Cigarette packets, whether the type called soft or American or else the hinged lid type, have the inner wrapper, that is the wrapper in direct contact with the cigarettes, made of foil or more precisely a material made up of a paper backing covered on one side with a film of foil.
It is usual for the rectangular lengths of foil that go to make up these inner wrappers to be taken off a continuous roll by means of a cutting device made basically from a couple of blades counter rotating at the same peripheral speed and in reciprocal periodic contact along the roll feed plane.
It is also known that the use of ordinary cutting devices in very high speed cigarette packers, machines of the type described for example in applicant's U.S. Pat. Nos. 3,628,309 and 3,968,115, application 611,885, leads to or even heightens various drawbacks.

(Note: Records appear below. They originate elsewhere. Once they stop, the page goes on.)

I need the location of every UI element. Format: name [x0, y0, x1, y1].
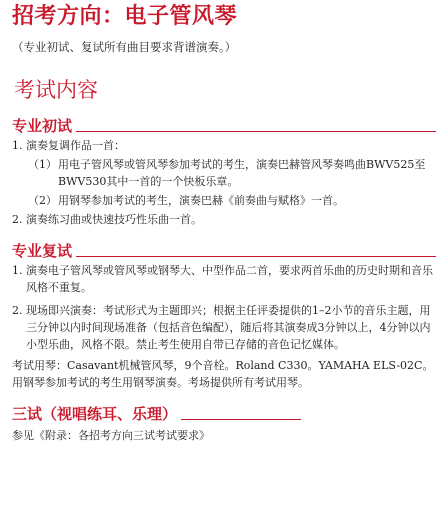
section-title-third: 三试（视唱练耳、乐理）: [12, 405, 178, 423]
third-test-reference: 参见《附录：各招考方向三试考试要求》: [12, 429, 210, 442]
item-number: 1.: [12, 264, 23, 277]
section-title-retest: 专业复试: [12, 242, 73, 260]
sub-item-number: （1）: [28, 158, 57, 171]
item-text: 现场即兴演奏：考试形式为主题即兴；根据主任评委提供的1–2小节的音乐主题，用三分钟以内时间现场准备（包括音色编配），随后将其演奏成3分钟以上，4分钟以内小型乐曲，风格不限。禁止考生使用自带已存储的音色记忆媒体。: [26, 304, 431, 351]
section-heading-prelim: [12, 117, 436, 135]
item-text: 演奏复调作品一首：: [26, 139, 125, 152]
item-text: 演奏电子管风琴或管风琴或钢琴大、中型作品二首，要求两首乐曲的历史时期和音乐风格不重复。: [26, 264, 433, 294]
item-number: 2.: [12, 213, 23, 226]
sub-item: [28, 156, 436, 190]
list-item: [12, 211, 436, 228]
page-subtitle: （专业初试、复试所有曲目要求背谱演奏。）: [12, 40, 237, 54]
sub-item-number: （2）: [28, 194, 57, 207]
list-item: [12, 302, 436, 353]
section-rule: [76, 256, 436, 257]
section-rule: [76, 131, 436, 132]
list-item: [12, 137, 436, 154]
section-rule: [181, 419, 301, 420]
page-title: 招考方向：电子管风琴: [12, 4, 238, 29]
item-text: 演奏练习曲或快速技巧性乐曲一首。: [26, 213, 202, 226]
item-number: 2.: [12, 304, 23, 317]
section-heading-retest: [12, 242, 436, 260]
instruments-paragraph: 考试用琴：Casavant机械管风琴，9个音栓。Roland C330。YAMAHA ELS-02C。用钢琴参加考试的考生用钢琴演奏。考场提供所有考试用琴。: [12, 359, 434, 389]
section-heading-third: [12, 405, 436, 423]
list-item: [12, 262, 436, 296]
sub-item-text: 用电子管风琴或管风琴参加考试的考生，演奏巴赫管风琴奏鸣曲BWV525至BWV530其中一首的一个快板乐章。: [58, 158, 426, 188]
sub-item-text: 用钢琴参加考试的考生，演奏巴赫《前奏曲与赋格》一首。: [58, 194, 344, 207]
section-title-prelim: 专业初试: [12, 117, 73, 135]
content-heading: 考试内容: [14, 78, 98, 102]
sub-item: [28, 192, 436, 209]
item-number: 1.: [12, 139, 23, 152]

At high running speeds particularly serious consequences stem from adhesive forces between the metal foil film and the cutting edge of the blade which is going to sever the roll on the metal coated side.
This drawback which can lead to deviation of the lengths from feed line to packaging mechanisms has been solved as may be seen from applicant's U.S. patent application No. 721,528 by giving the blade a peripheral speed at least twice that with respect to the second blade which is going to cut the roll on the side of the paper backing material.

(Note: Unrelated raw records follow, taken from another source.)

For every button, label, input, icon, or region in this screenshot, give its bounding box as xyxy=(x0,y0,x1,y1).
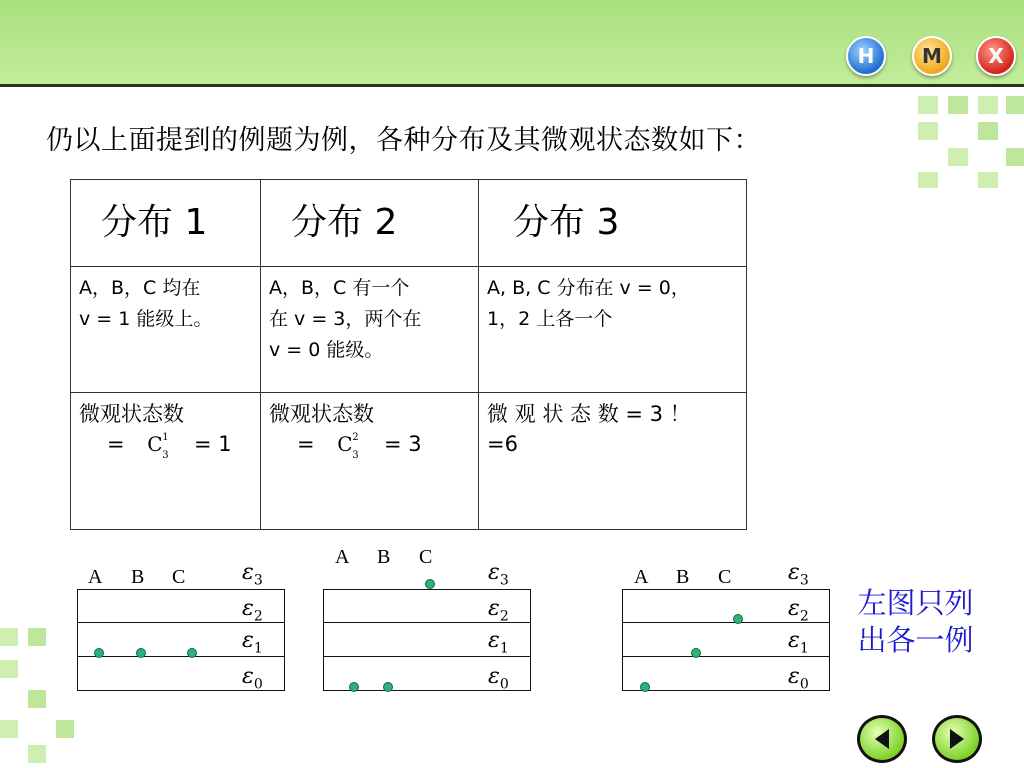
desc-dist-3: A, B, C 分布在 v = 0， 1，2 上各一个 xyxy=(479,267,747,393)
desc-dist-1: A，B，C 均在 v = 1 能级上。 xyxy=(71,267,261,393)
particle-dot xyxy=(733,614,743,624)
level-label-0: $\varepsilon_0$ xyxy=(788,664,809,693)
particle-b-label: B xyxy=(131,566,145,588)
home-button[interactable]: H xyxy=(846,36,886,76)
particle-dot xyxy=(425,579,435,589)
level-label-1: $\varepsilon_1$ xyxy=(488,628,509,657)
next-slide-button[interactable] xyxy=(932,715,982,763)
particle-dot xyxy=(383,682,393,692)
prev-slide-button[interactable] xyxy=(857,715,907,763)
particle-dot xyxy=(640,682,650,692)
particle-b-label: B xyxy=(377,546,391,568)
micro-dist-2: 微观状态数 = C 2 3 = 3 xyxy=(261,393,479,530)
header-dist-2: 分布 2 xyxy=(261,180,479,267)
level-label-3: $\varepsilon_3$ xyxy=(488,560,509,589)
level-label-2: $\varepsilon_2$ xyxy=(488,596,509,625)
particle-dot xyxy=(187,648,197,658)
particle-dot xyxy=(349,682,359,692)
menu-button[interactable]: M xyxy=(912,36,952,76)
level-label-3: $\varepsilon_3$ xyxy=(788,560,809,589)
level-label-1: $\varepsilon_1$ xyxy=(242,628,263,657)
particle-dot xyxy=(136,648,146,658)
particle-c-label: C xyxy=(419,546,433,568)
level-label-2: $\varepsilon_2$ xyxy=(242,596,263,625)
level-label-0: $\varepsilon_0$ xyxy=(488,664,509,693)
level-label-0: $\varepsilon_0$ xyxy=(242,664,263,693)
header-dist-3: 分布 3 xyxy=(479,180,747,267)
particle-b-label: B xyxy=(676,566,690,588)
level-label-2: $\varepsilon_2$ xyxy=(788,596,809,625)
level-label-1: $\varepsilon_1$ xyxy=(788,628,809,657)
micro-dist-1: 微观状态数 = C 1 3 = 1 xyxy=(71,393,261,530)
level-label-3: $\varepsilon_3$ xyxy=(242,560,263,589)
particle-a-label: A xyxy=(335,546,350,568)
particle-a-label: A xyxy=(88,566,103,588)
particle-c-label: C xyxy=(172,566,186,588)
particle-c-label: C xyxy=(718,566,732,588)
particle-dot xyxy=(94,648,104,658)
right-arrow-icon xyxy=(946,727,968,751)
close-button[interactable]: X xyxy=(976,36,1016,76)
distribution-table xyxy=(70,179,747,530)
side-note: 左图只列出各一例 xyxy=(857,586,974,657)
left-arrow-icon xyxy=(871,727,893,751)
header-divider xyxy=(0,84,1024,87)
desc-dist-2: A，B，C 有一个 在 v = 3，两个在 v = 0 能级。 xyxy=(261,267,479,393)
micro-dist-3: 微 观 状 态 数 = 3 ！ =6 xyxy=(479,393,747,530)
header-dist-1: 分布 1 xyxy=(71,180,261,267)
particle-dot xyxy=(691,648,701,658)
particle-a-label: A xyxy=(634,566,649,588)
intro-text: 仍以上面提到的例题为例，各种分布及其微观状态数如下： xyxy=(46,125,761,156)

Indeed the adhesive phenomenon also occurs between the blade cutting the metal film and metal particles or fragments shed from the roll in the course of this operation.
As these fragments accumulate, the cutting capacities of the device gradually lower until along the lines of separation between length and length there soon appear creases or tears.
To resume proper running conditions at this point means performing with the packer in stay position a close and time-consuming cleaning operation on the cutting device.